Video Transcript
Given that line 𝑀𝑋 is parallel to
line 𝐾𝐷, which of the following has the same area as triangle 𝑁𝑀𝐾? (A) Triangle 𝐶𝑁𝐻, (B) triangle
𝐶𝑍𝐻, (C) triangle 𝐻𝑁𝑍, (D) quadrilateral 𝑍𝑂𝑋𝐻, or (E) quadrilateral
𝐻𝑁𝐾𝐶.
Let’s begin by highlighting the
shape we’re looking at. Triangle 𝑁𝑀𝐾 is highlighted
here. We’re looking for a shape that has
an equal area. So let’s recall how to find the
area of a triangle. For a triangle whose height is ℎ
units and base is 𝑏 units, the area of that triangle will be equal to one-half
times the base times the height. Recall that the base of a triangle
doesn’t necessarily need to be at the bottom. That just depends on its
orientation.
So here we can label the base as the
length of line segment 𝑀𝑁. The height is then the
perpendicular distance between line segment 𝑀𝑁 and the line that has point 𝐾 on
it. We’ve already been told that the
line passing through 𝑀𝑋 is parallel to the line passing through 𝐾𝐷. This means that the perpendicular
distance between the line 𝑀𝑋 and the line 𝐾𝐷 can be labeled as ℎ units. It doesn’t matter where on the line
we’re looking. This is really useful because we
now know that any triangle created here will have a height of ℎ units. The triangle 𝐶𝑍𝐻 would have a
perpendicular height of ℎ units, as would the height of the triangle 𝑋𝐷𝑂.
We’ve shown so far that triangles
𝑁𝑀𝐾, 𝐶𝑍𝐻, and 𝑋𝐷𝑂 have the same height, ℎ units. Looking closely, we see that the
bases of these triangles have been marked out with a dash mark. This means we can go further and
say that these three triangles have the same base, 𝑏 units. This means we’ve shown that the
area of these three triangles will be the same.
However, we need to go ahead and
consider the other two quadrilaterals that were listed here. 𝑍𝑂𝑋𝐻 I’ve highlighted here in
yellow and 𝐻𝑁𝐾𝐶 in green. These quadrilaterals have one pair
of parallel sides, which means they’re trapezoids. The area of a trapezoid is equal to
one-half base one plus base two times the height. While these trapezoids do share the
same height as the triangles we’ve already mentioned, that’s the perpendicular
distance between the lines 𝑀𝑋 and 𝐾𝐷, in order for one of these trapezoids to
have the same area as triangle 𝑁𝑀𝐾, we would have to be able to prove that the
two parallel bases are equal in length to the base 𝑀𝑁. And there’s nothing on this diagram
that gives us enough information or to indicate that this would be the case.

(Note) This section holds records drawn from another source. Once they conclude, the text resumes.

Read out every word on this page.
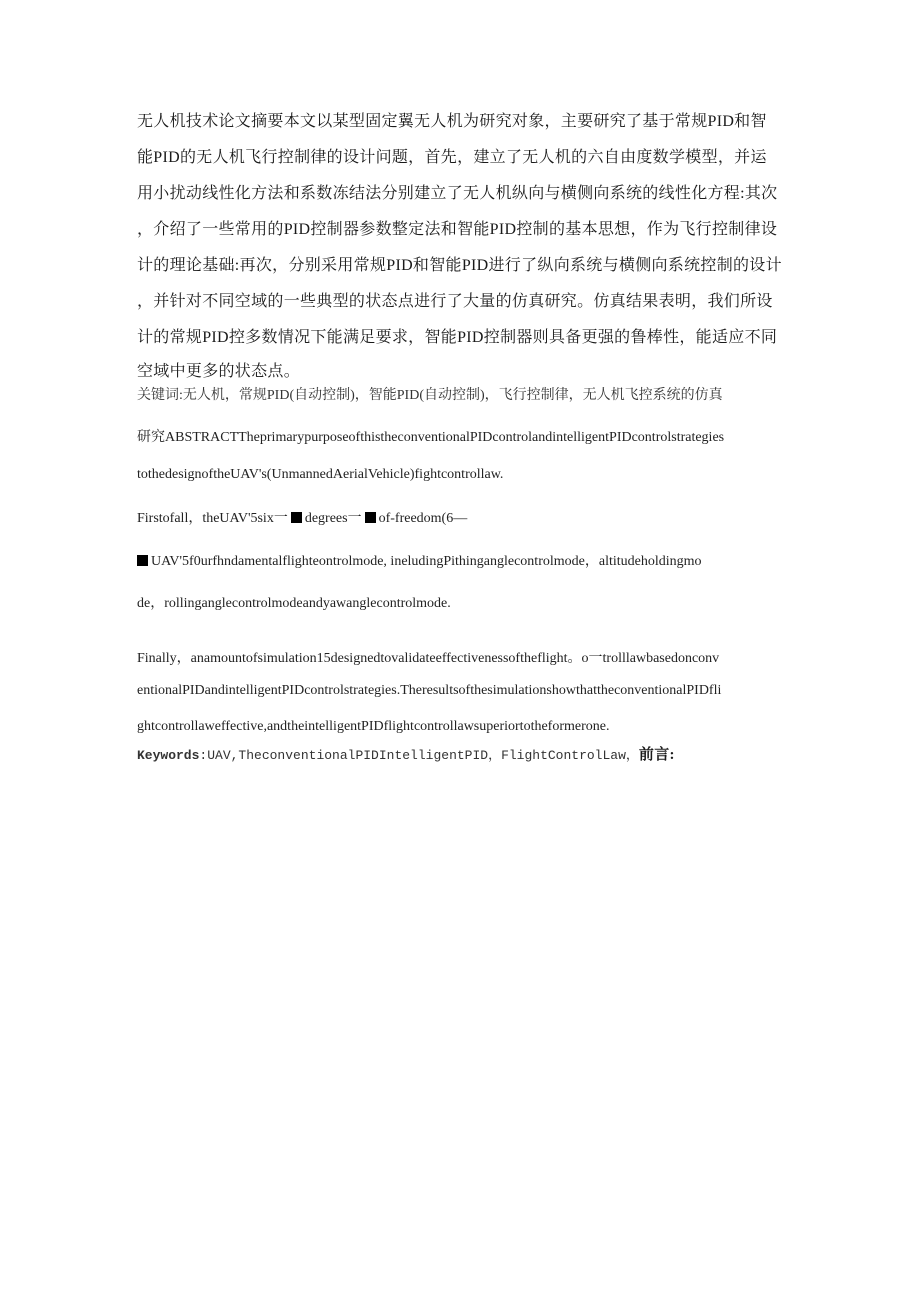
无人机技术论文摘要本文以某型固定翼无人机为研究对象，主要研究了基于常规PID和智
能PID的无人机飞行控制律的设计问题，首先，建立了无人机的六自由度数学模型，并运
用小扰动线性化方法和系数冻结法分别建立了无人机纵向与横侧向系统的线性化方程:其次
，介绍了一些常用的PID控制器参数整定法和智能PID控制的基本思想，作为飞行控制律设
计的理论基础:再次，分别采用常规PID和智能PID进行了纵向系统与横侧向系统控制的设计
，并针对不同空域的一些典型的状态点进行了大量的仿真研究。仿真结果表明，我们所设
计的常规PID控多数情况下能满足要求，智能PID控制器则具备更强的鲁棒性，能适应不同
空域中更多的状态点。
关键词:无人机，常规PID(自动控制)，智能PID(自动控制)，飞行控制律，无人机飞控系统的仿真
研究ABSTRACTTheprimarypurposeofthistheconventionalPIDcontrolandintelligentPIDcontrolstrategies
tothedesignoftheUAV's(UnmannedAerialVehicle)fightcontrollaw.
Firstofall，theUAV'5six一 degrees一 of-freedom(6—
UAV'5f0urfhndamentalflighteontrolmode, ineludingPithinganglecontrolmode，altitudeholdingmo
de，rollinganglecontrolmodeandyawanglecontrolmode.
Finally，anamountofsimulation15designedtovalidateeffectivenessoftheflight。o一trolllawbasedonconv
entionalPIDandintelligentPIDcontrolstrategies.TheresultsofthesimulationshowthattheconventionalPIDfli
ghtcontrollaweffective,andtheintelligentPIDflightcontrollawsuperiortotheformerone.
Keywords:UAV,TheconventionalPIDIntelligentPID，FlightControlLaw，前言:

What we can be certain of is that
the area of triangle 𝑁𝑀𝐾 is equal to the other two triangles we’ve
considered. This is option (B) triangle
𝐶𝑍𝐻. With regard to the other two
triangles in this list, triangle 𝐶𝑁𝐻 and triangle 𝐻𝑁𝐶, it is true that these
two triangles would have the same height as our three triangles we’ve already
considered. However, we have no information
about the bases of these triangles. And therefore, we cannot claim that
they have the same area as triangle 𝑁𝑀𝐾. From this list, the only triangle
that certainly has the same area as triangle 𝑁𝑀𝐾 is triangle 𝐶𝑍𝐻.